В итоге забрали с собой и Митошку.
«Дюстабан – это где?» – наседают попутно на мокрую Вылку. Та рыдает с врученья письма, всю дорогу слезами до луж поливает. «Едем наперво в Пловдив. Оттуда уклон покажу». – «А чего так село-то прозвали[39]? Али в плоской низине совсем? Что ли люди там пешие вовсе?» – «Отвяжитесь с меня любопытством! Не знаю». – «Ну а лошади все ж таки есть?» – «Разных кляч там бродило немало. К тому же лесок на пригорке, грабовник». – «Стало быть, Дюстабан – от людей? Чай, в желаньях приплюснуты?» – «Не сходилась я с ними, чтоб их напрямки охуждать. А вот дедушку точно не жалуют. Да еще смехотворно жениться хотят». – «На тебе?» – «Не на нем же!» – «Выходит, ты в местном народе жемчужка, большая красавица?» – «В том и штука: обычная я. Но жениться готовые каждый». – «Зато на дедка, говоришь ты, чихают?» – «Почти поголовно враждуются. Честных взглядов лыняют и ручковаться чураются». – «Вона как!..» – ухмыляется вширь Панайот. «Карта выпала в масть!» – одобряет рассказ Арнаут. «Нам бы токмо поспеть, уложиться б часами в удачливость», – углубляется взором в просторы Бодурка. А Каунка поймала ранимую дочкину руку и знай себе гладит, ласканьем утюжит. Одна лишь Митошка губами надута и в мыслях завидных невестится: да будь их хоть десять, ее женихов, Дамяну там ровня никто.
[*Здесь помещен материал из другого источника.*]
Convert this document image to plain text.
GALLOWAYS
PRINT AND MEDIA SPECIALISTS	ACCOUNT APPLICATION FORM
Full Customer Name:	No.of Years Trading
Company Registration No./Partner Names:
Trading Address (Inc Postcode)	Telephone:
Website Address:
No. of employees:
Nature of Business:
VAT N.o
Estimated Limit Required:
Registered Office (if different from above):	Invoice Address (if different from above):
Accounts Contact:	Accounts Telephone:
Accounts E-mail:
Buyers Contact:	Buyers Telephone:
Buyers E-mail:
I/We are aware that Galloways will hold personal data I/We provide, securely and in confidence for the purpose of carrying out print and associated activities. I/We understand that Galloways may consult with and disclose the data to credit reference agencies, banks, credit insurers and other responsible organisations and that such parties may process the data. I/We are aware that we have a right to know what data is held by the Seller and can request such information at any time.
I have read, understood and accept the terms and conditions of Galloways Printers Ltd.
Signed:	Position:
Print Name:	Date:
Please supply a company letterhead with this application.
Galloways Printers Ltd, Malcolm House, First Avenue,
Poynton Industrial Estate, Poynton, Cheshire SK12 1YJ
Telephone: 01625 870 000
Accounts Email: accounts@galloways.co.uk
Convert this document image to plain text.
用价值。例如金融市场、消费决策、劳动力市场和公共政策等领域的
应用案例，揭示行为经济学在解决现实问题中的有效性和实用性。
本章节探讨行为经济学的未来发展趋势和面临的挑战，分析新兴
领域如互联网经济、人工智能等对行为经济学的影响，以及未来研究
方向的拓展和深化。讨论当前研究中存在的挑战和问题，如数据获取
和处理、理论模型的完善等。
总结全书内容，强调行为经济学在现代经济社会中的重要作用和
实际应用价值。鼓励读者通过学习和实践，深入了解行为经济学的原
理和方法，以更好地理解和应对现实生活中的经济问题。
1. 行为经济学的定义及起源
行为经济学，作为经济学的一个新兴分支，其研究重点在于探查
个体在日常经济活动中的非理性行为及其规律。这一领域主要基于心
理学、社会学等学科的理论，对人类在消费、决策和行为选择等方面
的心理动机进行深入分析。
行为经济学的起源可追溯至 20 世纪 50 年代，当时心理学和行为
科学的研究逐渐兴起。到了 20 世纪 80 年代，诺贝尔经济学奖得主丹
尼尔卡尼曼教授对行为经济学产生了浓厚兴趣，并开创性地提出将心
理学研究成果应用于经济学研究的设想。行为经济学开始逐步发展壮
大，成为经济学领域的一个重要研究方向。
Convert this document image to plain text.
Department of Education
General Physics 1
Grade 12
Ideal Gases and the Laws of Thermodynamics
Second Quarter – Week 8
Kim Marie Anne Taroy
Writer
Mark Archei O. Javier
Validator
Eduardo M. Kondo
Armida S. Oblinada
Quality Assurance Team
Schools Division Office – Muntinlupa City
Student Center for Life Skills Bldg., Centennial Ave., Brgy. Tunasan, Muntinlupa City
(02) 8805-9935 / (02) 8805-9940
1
Приезжают в село: нерадушно местечко, приземисто в крышах и зрениях. Поздоровкаться с ними в ответ дюстабанцы не носятся. Изучают нахмурно телегу, на Вылку нелестно таращатся. «Коли в них нам придется копать, что ружье прихватили, то ноша для дела нелишняя», – выводит под ус Панайот. «Кабы не было хуже, – гундосит занудство Бодурка. – Вот заставит вас мимо в грязи ковырять, сам помрет, а нам кукиши выставит». – «Здесь направо загните, – командует Вылка. – До тех вон ворот… Ну, приехали, тпрукайте». – «Что за дом завалюшный такой?» – «А бабули безумной, Труфанки. Всех своих схоронила, а ихние лица забыла. За сто лет, что на свете живет, все мозги в пух и прах растранжирила. Мы как с дедой приюты себе хлопотали, залучили едино ее на радушии. Перепутала с сыном своим, оттого и Огняном зовет, меня ж то Павуной окликнет, а то и в Лозанку затем переврет». – «Так она ему что ж, не родня?» – «Да чужая, как все, токмо памятью высохла».
Входят к бабке во двор и на шепотах мнутся под окнами. «Ты потише там плачь, – наставляет Каунка. – Коли голосом смяк в глушину́, ухом ближе придвинься и шамканья впитывай. Как богатством откроется, сразу в двор не спеши, переспросишь его для надежности, а то мало ли что он предсмертно набулькает». – «Да неужто настолько нас в глупость затюркали, что оставить снаружи решаете? – подбоченилась грозно Бодурка и мужа шпыняет: – Стройся до Вылки, за нею по пяткам шагай. Добывай нам с детьми половинную долю».
Потолкались в грудки с Арнаутом, а когда отсопелись, Панайот на него задыхается: «Значит, так… Первой Вылка пойдет, ей вослед примыкает Бодурка… После я и Митошка с Каункой приладимся. Ну а ты на подхвате постой. Засвирепься лицом и ружьишком води, мол, коня от покраж караулишь. Заодно озирайся от спудных внезапностей».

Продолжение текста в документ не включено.